Although it was a cloudy night the previous night, I woke up to see the sunrise.  While it was still cloudy, it was very cool to see the sunrise over the Himalayas (I'm sure they were out there somewhere!)

 






The harrowing drive back down the mountain on Fri brought me back for what I'm calling (for my frum friends) my avodah zara tour of Kathmandu.

A guide took me to 4 UNESCO World Heritage sites in Kathmandu.
The first was the holiest place in the world for Hindus, as set of temples, which to my dismay (OK, horror) included several cremation sites (which, here comes the horror) were active while I was there!  Thankfully, non-Hindus are not allowed in the temples, so I didn't have to try to explain why I couldn't (by Jewish law) go in anyway.

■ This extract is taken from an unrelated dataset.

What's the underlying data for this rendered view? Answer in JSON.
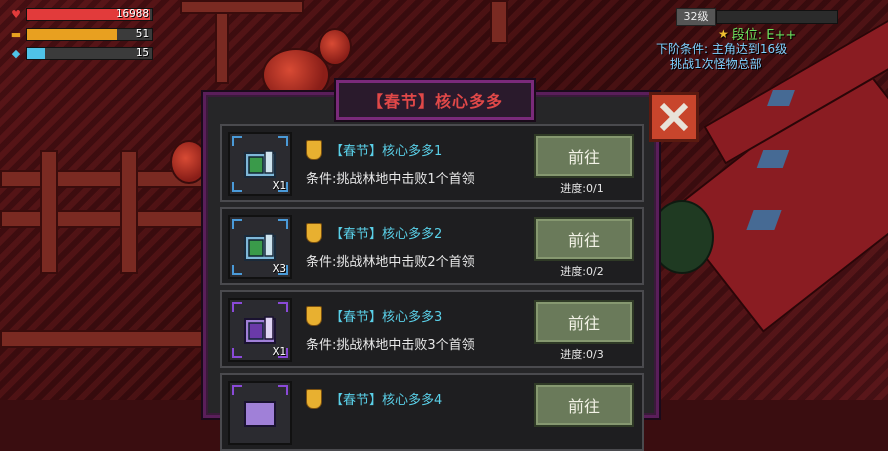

I can't remember the name of the place, but here are some picts:
A cremation
 A "hindu" guy playing the flute (His name was probably Bob originally.  By the hindus, he's not considered a real Hindu- I guess they don't believe in converts)
 A real Hindu
 Monkey!  There were lots of them running around :)
 The top of the Hindu temple that is the holiest to them.  I couldn't see the whole temple, as it's surrounded by buildings that are now used to house homeless senior citizens
 A "holy man" (he and his partner are sitting at the entry way to this site waiting to pose for pictures, then you have to pay them.  They are the Hollywood Blvd version of Hindu Holy men)
 A Pagoda style (hindu style) temple
 The other Holy Roller!

From the Hindu site I went to a Buddhist site.  This is the largest Buddhist Stupa (temple) in Nepal (maybe the world, I can't remember)
The Nepal Flag
 The Stupa
 You spin this and it contains some kind of prayer
 Monks





From the Stupa we went to the the Kathmandu Durbar Sq.  It was larger, but much more crowded, more touristy than the one in Bagktapor.  The Kathmandu square contains the house of the living goddess, the Kumari.  They choose a goddess in early childhood and she remains the goddess until puberty.  She comes to the window sometimes, but one is not allowed to take pictures of her.  She only comes out for selected holidays a few times a year.

Nicknamed the Hippie Temple.  In the 60's when it was fashionable to be a hippie in Nepal this is where they hung out
 Windows where the Kumari comes out when she feels like it

 A Nepali woman selling pictures in front of the Kumari house
 A statue of one of Vishnu's selves
 A statue of the Monkey Gd.  It's covered, because he is a bachelor gd, and it is situated across from a temple with kama sutra carvings that he should not be looking at.
 A palace guard
 One of the only round style pagodas in Nepal
 A traditional pagoda

From Durbar Sq we then went to the Monkey Gd temple, another Buddhist site with a great view of the Kathmandu Valley.
A carving made from a single use stone
 Hard working Nepali women
 Kathmandu Valley



At the end of the day I was exhausted and ready for shabbos!
Even though I went to the Chabad for shabbos, it was a quite one for me, as I was the only non-Hebrew speaking Jew there (the Muslim was there too, but not his wife :(  ).

I leave tomorrow for Chitwan National Park and am looking forward to my elephant safari!

I'll post again when I can!
Robyn

1 comment:

  1. Great pics! You look like your having and amazing time!